La conduite de la culture a un impact important sur la facilité de récolte. Ainsi, dès l’implantation, il faut tacher d’obtenir le dégagement le plus important entre le premier nœud fructifère et le sol.

La hauteur de la première gousse est une caractéristique travaillée par les sélectionneurs. Le choix variétal a donc toute son importance, car des variations de plus d’une dizaine de centimètres de cette hauteur entre le groupe de précocité I et le groupe 00 ont été observées sur les essais Terres Inovia de 2019. L’irrigation joue aussi positivement sur la distance du sol aux premières gousses.

Le dernier facteur ayant une incidence sur la hauteur de la première gousse est le nivellement du sol lui-même. Toute irrégularité provoquera une réduction de la distance entre la coupe (au plus près du sol) et les premières gousses à récolter. Elle aura donc une répercussion sur une large surface autour de celle-ci, corrélée à la largeur de coupe. Aussi, toutes les interventions dans la préparation et l’entretien de la culture doivent maintenir ce sol le plus plat possible et suffisamment rappuyé, quel que soit le type de système de culture adopté. Notamment, si des binages sont nécessaires après le semis, le buttage des rangs est à éviter, et il est conseillé d’utiliser des dents et/ou des herses pour travailler l’inter rang afin de conserver le sol plat. 

Le respect de l’ensemble de ces éléments d’implantation(1) permettra d’aborder d’autant plus sereinement la récolte de la culture.

Concilier coupe basse et grande largeur de coupe

Lorsque la récolte s’effectue avec une coupe très près du sol, tant que la largeur de coupe reste très modeste, le suivi des irrégularités du sol est gérable. Ce n’est plus le cas lorsque les coupes s’élargissent à 6, 9, 12 m ou plus.
C’est en partie pour cela que les barres de coupe flexibles sont utilisées depuis plusieurs dizaines d’années dans les grands pays producteurs de soja. Elles offrent la possibilité d’ajuster la hauteur de coupe à celle des premières gousses(2) : elles descendent jusqu’à 5 cm du sol et se déforment pour épouser le relief de la parcelle. Plus la largeur de coupe est importante, plus le besoin d’avoir une coupe qui s’adapte au profil du sol est fort.
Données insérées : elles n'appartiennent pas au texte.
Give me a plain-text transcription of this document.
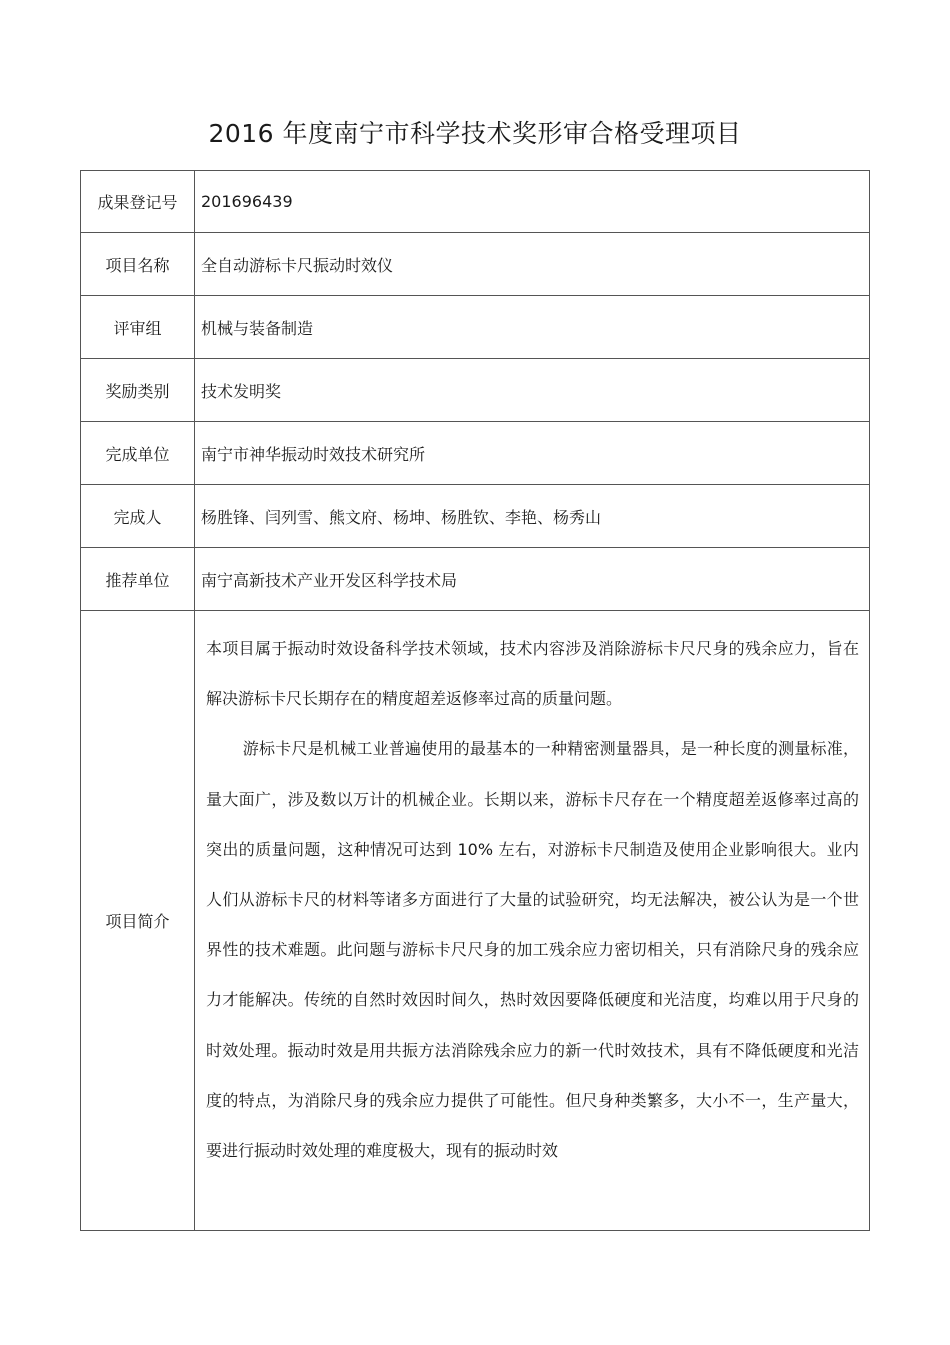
2016 年度南宁市科学技术奖形审合格受理项目
成果登记号	201696439
项目名称	全自动游标卡尺振动时效仪
评审组	机械与装备制造
奖励类别	技术发明奖
完成单位	南宁市神华振动时效技术研究所
完成人	杨胜锋、闫列雪、熊文府、杨坤、杨胜钦、李艳、杨秀山
推荐单位	南宁高新技术产业开发区科学技术局
项目简介	本项目属于振动时效设备科学技术领域，技术内容涉及消除游标卡尺尺身的残余应力，旨在解决游标卡尺长期存在的精度超差返修率过高的质量问题。

游标卡尺是机械工业普遍使用的最基本的一种精密测量器具，是一种长度的测量标准，量大面广，涉及数以万计的机械企业。长期以来，游标卡尺存在一个精度超差返修率过高的突出的质量问题，这种情况可达到 10% 左右，对游标卡尺制造及使用企业影响很大。业内人们从游标卡尺的材料等诸多方面进行了大量的试验研究，均无法解决，被公认为是一个世界性的技术难题。此问题与游标卡尺尺身的加工残余应力密切相关，只有消除尺身的残余应力才能解决。传统的自然时效因时间久，热时效因要降低硬度和光洁度，均难以用于尺身的时效处理。振动时效是用共振方法消除残余应力的新一代时效技术，具有不降低硬度和光洁度的特点，为消除尺身的残余应力提供了可能性。但尺身种类繁多，大小不一，生产量大，要进行振动时效处理的难度极大，现有的振动时效
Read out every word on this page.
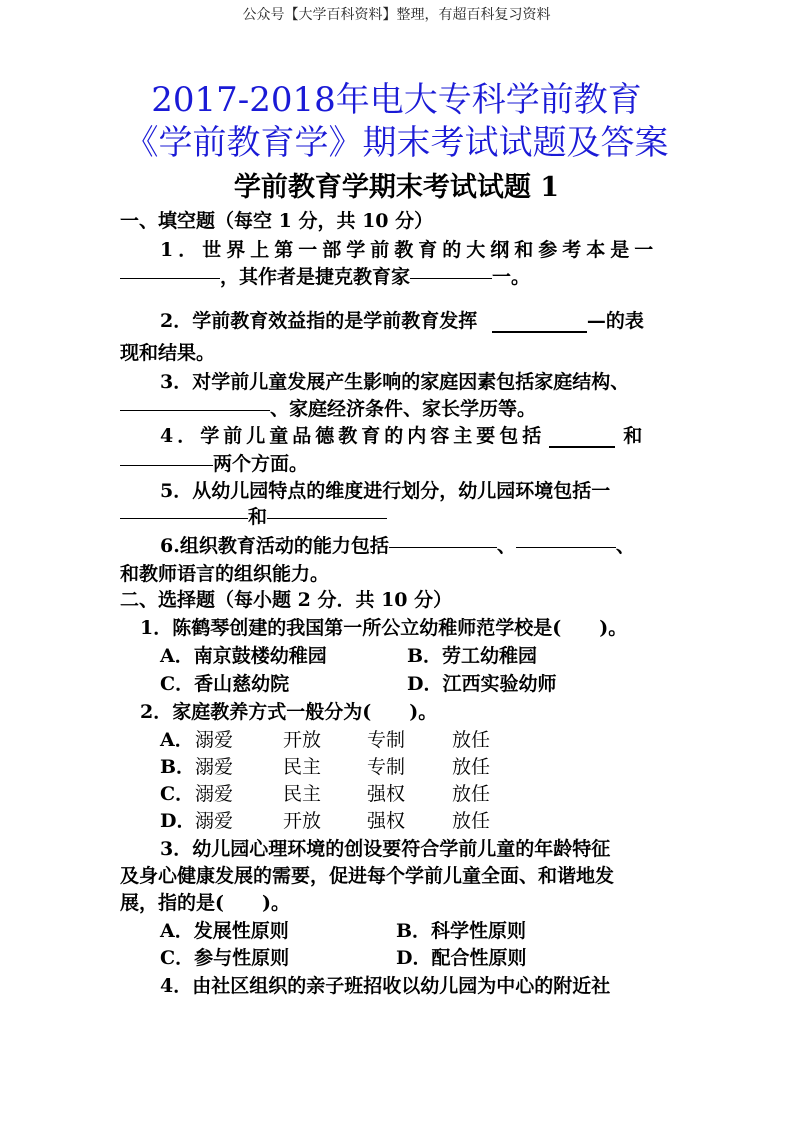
公众号【大学百科资料】整理，有超百科复习资料
2017-2018年电大专科学前教育
《学前教育学》期末考试试题及答案
学前教育学期末考试试题 1
一、填空题（每空 1 分，共 10 分）
1．世界上第一部学前教育的大纲和参考本是一
，其作者是捷克教育家	一。
2．学前教育效益指的是学前教育发挥	—的表
现和结果。
3．对学前儿童发展产生影响的家庭因素包括家庭结构、
、家庭经济条件、家长学历等。
4．学前儿童品德教育的内容主要包括	和
两个方面。
5．从幼儿园特点的维度进行划分，幼儿园环境包括一
和
6.组织教育活动的能力包括	、	、
和教师语言的组织能力。
二、选择题（每小题 2 分．共 10 分）
1．陈鹤琴创建的我国第一所公立幼稚师范学校是(　　)。
A．南京鼓楼幼稚园	B．劳工幼稚园
C．香山慈幼院	D．江西实验幼师
2．家庭教养方式一般分为(　　)。
A． 溺爱	开放 专制 放任
B． 溺爱	民主 专制 放任
C． 溺爱	民主 强权 放任
D． 溺爱	开放 强权 放任
3．幼儿园心理环境的创设要符合学前儿童的年龄特征
及身心健康发展的需要，促进每个学前儿童全面、和谐地发
展，指的是(　　)。
A．发展性原则	B．科学性原则
C．参与性原则	D．配合性原则
4．由社区组织的亲子班招收以幼儿园为中心的附近社
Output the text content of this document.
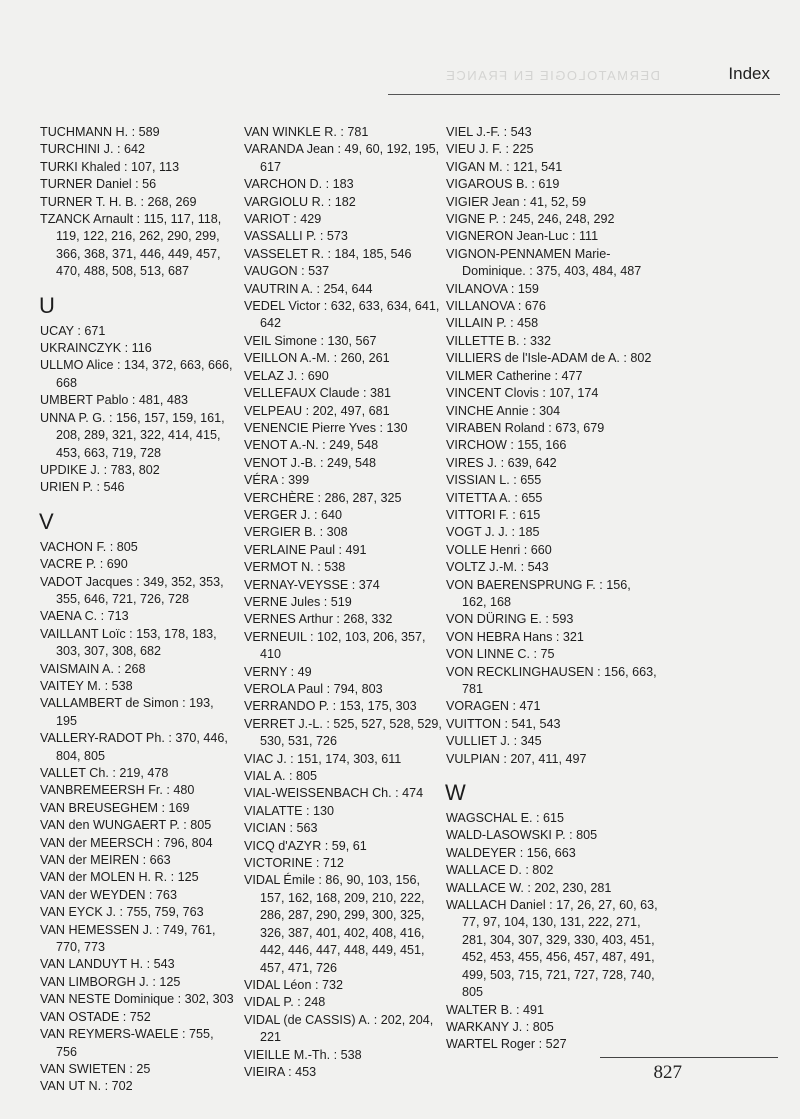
DERMATOLOGIE EN FRANCE	Index
TUCHMANN H. : 589
TURCHINI J. : 642
TURKI Khaled : 107, 113
TURNER Daniel : 56
TURNER T. H. B. : 268, 269
TZANCK Arnault : 115, 117, 118, 119, 122, 216, 262, 290, 299, 366, 368, 371, 446, 449, 457, 470, 488, 508, 513, 687
U
UCAY : 671
UKRAINCZYK : 116
ULLMO Alice : 134, 372, 663, 666, 668
UMBERT Pablo : 481, 483
UNNA P. G. : 156, 157, 159, 161, 208, 289, 321, 322, 414, 415, 453, 663, 719, 728
UPDIKE J. : 783, 802
URIEN P. : 546
V
VACHON F. : 805
VACRE P. : 690
VADOT Jacques : 349, 352, 353, 355, 646, 721, 726, 728
VAENA C. : 713
VAILLANT Loïc : 153, 178, 183, 303, 307, 308, 682
VAISMAIN A. : 268
VAITEY M. : 538
VALLAMBERT de Simon : 193, 195
VALLERY-RADOT Ph. : 370, 446, 804, 805
VALLET Ch. : 219, 478
VANBREMEERSH Fr. : 480
VAN BREUSEGHEM : 169
VAN den WUNGAERT P. : 805
VAN der MEERSCH : 796, 804
VAN der MEIREN : 663
VAN der MOLEN H. R. : 125
VAN der WEYDEN : 763
VAN EYCK J. : 755, 759, 763
VAN HEMESSEN J. : 749, 761, 770, 773
VAN LANDUYT H. : 543
VAN LIMBORGH J. : 125
VAN NESTE Dominique : 302, 303
VAN OSTADE : 752
VAN REYMERS-WAELE : 755, 756
VAN SWIETEN : 25
VAN UT N. : 702
VAN WINKLE R. : 781
VARANDA Jean : 49, 60, 192, 195, 617
VARCHON D. : 183
VARGIOLU R. : 182
VARIOT : 429
VASSALLI P. : 573
VASSELET R. : 184, 185, 546
VAUGON : 537
VAUTRIN A. : 254, 644
VEDEL Victor : 632, 633, 634, 641, 642
VEIL Simone : 130, 567
VEILLON A.-M. : 260, 261
VELAZ J. : 690
VELLEFAUX Claude : 381
VELPEAU : 202, 497, 681
VENENCIE Pierre Yves : 130
VENOT A.-N. : 249, 548
VENOT J.-B. : 249, 548
VÉRA : 399
VERCHÈRE : 286, 287, 325
VERGER J. : 640
VERGIER B. : 308
VERLAINE Paul : 491
VERMOT N. : 538
VERNAY-VEYSSE : 374
VERNE Jules : 519
VERNES Arthur : 268, 332
VERNEUIL : 102, 103, 206, 357, 410
VERNY : 49
VEROLA Paul : 794, 803
VERRANDO P. : 153, 175, 303
VERRET J.-L. : 525, 527, 528, 529, 530, 531, 726
VIAC J. : 151, 174, 303, 611
VIAL A. : 805
VIAL-WEISSENBACH Ch. : 474
VIALATTE : 130
VICIAN : 563
VICQ d'AZYR : 59, 61
VICTORINE : 712
VIDAL Émile : 86, 90, 103, 156, 157, 162, 168, 209, 210, 222, 286, 287, 290, 299, 300, 325, 326, 387, 401, 402, 408, 416, 442, 446, 447, 448, 449, 451, 457, 471, 726
VIDAL Léon : 732
VIDAL P. : 248
VIDAL (de CASSIS) A. : 202, 204, 221
VIEILLE M.-Th. : 538
VIEIRA : 453
VIEL J.-F. : 543
VIEU J. F. : 225
VIGAN M. : 121, 541
VIGAROUS B. : 619
VIGIER Jean : 41, 52, 59
VIGNE P. : 245, 246, 248, 292
VIGNERON Jean-Luc : 111
VIGNON-PENNAMEN Marie-Dominique. : 375, 403, 484, 487
VILANOVA : 159
VILLANOVA : 676
VILLAIN P. : 458
VILLETTE B. : 332
VILLIERS de l'Isle-ADAM de A. : 802
VILMER Catherine : 477
VINCENT Clovis : 107, 174
VINCHE Annie : 304
VIRABEN Roland : 673, 679
VIRCHOW : 155, 166
VIRES J. : 639, 642
VISSIAN L. : 655
VITETTA A. : 655
VITTORI F. : 615
VOGT J. J. : 185
VOLLE Henri : 660
VOLTZ J.-M. : 543
VON BAERENSPRUNG F. : 156, 162, 168
VON DÜRING E. : 593
VON HEBRA Hans : 321
VON LINNE C. : 75
VON RECKLINGHAUSEN : 156, 663, 781
VORAGEN : 471
VUITTON : 541, 543
VULLIET J. : 345
VULPIAN : 207, 411, 497
W
WAGSCHAL E. : 615
WALD-LASOWSKI P. : 805
WALDEYER : 156, 663
WALLACE D. : 802
WALLACE W. : 202, 230, 281
WALLACH Daniel : 17, 26, 27, 60, 63, 77, 97, 104, 130, 131, 222, 271, 281, 304, 307, 329, 330, 403, 451, 452, 453, 455, 456, 457, 487, 491, 499, 503, 715, 721, 727, 728, 740, 805
WALTER B. : 491
WARKANY J. : 805
WARTEL Roger : 527
827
Fabriquées par des équipementiers français ou importées, ces barres s’adaptent sur toutes les moissonneuses-batteuses mais aussi à d’autres cultures que le soja.

Les barres de coupe flexibles suivent le sol tout au long de la récolte. Ce suivi peut être réalisé de différentes façons, selon l’objectif visé : privilégier la prise en compte des micro irrégularités du sol au détriment de l’amplitude de mouvement, ou à l’inverse, privilégier la souplesse et l’amplitude de mouvement avec une pression au sol minimum mais négliger les micro hétérogénéités.

Le choix de l’objectif a abouti à deux conceptions de coupes technologiquement très différentes. Le premier type de barres possède un lamier composé d’un grand nombre de segments d’une largeur de 10 à 15 cm, articulés entre eux, qui offrent une flexibilité de la coupe sur toute sa largeur ; le tablier est également souple. Toutefois, la barre de coupe en fonctionnement doit exercer une pression minimum sur le sol pour épouser ses irrégularités et obtenir une déformation du lamier ; si la pression est insuffisante, l’ensemble lamier-tablier ne se déforme pas. De ce fait, un sol trop souple ou humide ne convient pas à ce type de barre. La différence de hauteurs de coupe obtenue avec la déformation atteint 18 cm sur une distance d’environ 1,20 m, sans incidence sur le reste de la largeur de la coupe.

Ces équipements peuvent être rigidifiés pour récolter les céréales. En revanche, certaines de ces barres de coupe ne permettent pas d’adapter une rallonge à colza.

Le deuxième système (type MacDon) est composé de trois tronçons « lamier + tablier » rigides, articulés entre eux, et d’un rabatteur en deux parties articulé en son centre. L’articulation du rabatteur permet de conserver un écart raisonnable entre celui-ci et le lamier sur toute la largeur de la coupe. Un système actif de flottaison assure une pression au sol modérée. Il présente une grande sensibilité à la déformation, avec un débattement qui va jusqu’à 30 cm en bout de coupe.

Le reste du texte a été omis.